Where did these cells come from? In order to get embryonic stem cells, one must take a five-day-old living human embryo, cut him or her open, and remove embryonic stem cells from the inside. This of course kills this living human and is the basis for the ethical objection to this procedure.

Stem Cells and Conventional Wisdom

Adult stem cells are present in every organ of our body. It is these cells that produce the new growth that repairs injury and replaces dying cells. Umbilical cord cells are usually grouped with adult stem cells, as are stem cells taken from the placenta. The difference from embryonic ones is that adult stem cells are taken from the patient, cultured, and returned to the same individual. Umbilical cord stem cells come from another individual, the newborn infant, but are so primitive that they can often successfully be used in another human.

Just a few years ago, conventional wisdom held that adult stem cells are not as “plastic” as embryonic stem cells—that is, they cannot turn into as many different cell types and organs—and that adult stem cells are much more difficult to obtain and grow, whereas embryonic stem cells can be obtained in some quantities from “spare” frozen embryos. But this conventional wisdom has been completely replaced by recent advances. Adult stem cells are being discovered in one new organ after another. They are very plentiful in fat, skin, and multiple other organs.

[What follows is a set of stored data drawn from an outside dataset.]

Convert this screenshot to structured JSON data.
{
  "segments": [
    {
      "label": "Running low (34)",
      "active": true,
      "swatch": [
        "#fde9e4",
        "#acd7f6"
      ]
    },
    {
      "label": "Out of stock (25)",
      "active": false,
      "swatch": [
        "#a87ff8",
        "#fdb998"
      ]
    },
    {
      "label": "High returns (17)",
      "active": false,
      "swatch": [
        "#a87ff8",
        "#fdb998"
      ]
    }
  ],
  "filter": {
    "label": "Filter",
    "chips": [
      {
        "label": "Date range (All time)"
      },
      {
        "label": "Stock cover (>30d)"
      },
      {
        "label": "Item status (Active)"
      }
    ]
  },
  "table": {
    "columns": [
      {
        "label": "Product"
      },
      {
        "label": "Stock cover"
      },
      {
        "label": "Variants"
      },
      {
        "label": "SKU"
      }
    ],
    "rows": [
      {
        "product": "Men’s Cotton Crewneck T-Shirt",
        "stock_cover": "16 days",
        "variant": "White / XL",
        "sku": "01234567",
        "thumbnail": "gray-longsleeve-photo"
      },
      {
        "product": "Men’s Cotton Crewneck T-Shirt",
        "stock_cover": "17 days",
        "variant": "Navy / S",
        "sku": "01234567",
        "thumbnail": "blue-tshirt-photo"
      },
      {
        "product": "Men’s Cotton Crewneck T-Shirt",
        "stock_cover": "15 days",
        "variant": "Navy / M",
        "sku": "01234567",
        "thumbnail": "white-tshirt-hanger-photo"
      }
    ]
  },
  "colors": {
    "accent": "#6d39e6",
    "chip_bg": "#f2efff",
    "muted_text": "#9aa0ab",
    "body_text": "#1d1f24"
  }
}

Adult stem cells culture just as easily as embryonic ones, so this original objection no longer holds. Adult stem cells, perhaps to the surprise of most researchers, are being shown to be just as “plastic” and just as versatile as embryonic stem cells. New information and research in the last few years has been consistently showing that in one cell type after another, adult stem cells are capable of turning into (probably) all types of human cells, including those in the central nervous system.

Over the last two or three years, hardly a week has gone by but that I do not receive another report of a research advance using adult and umbilical cord stem cells.

There are currently over 1,100 clinical trials approved by the Food and Drug Administration going on in the United States alone using adult stem cells. These are being used to treat over seventy different human diseases and injuries. To date, embryonic stem cells are being used in animal experimentations, but nothing yet has been done with embryonic stem cells in humans.

Adult Stem Cell Breakthroughs

Let us itemize very briefly these breakthroughs.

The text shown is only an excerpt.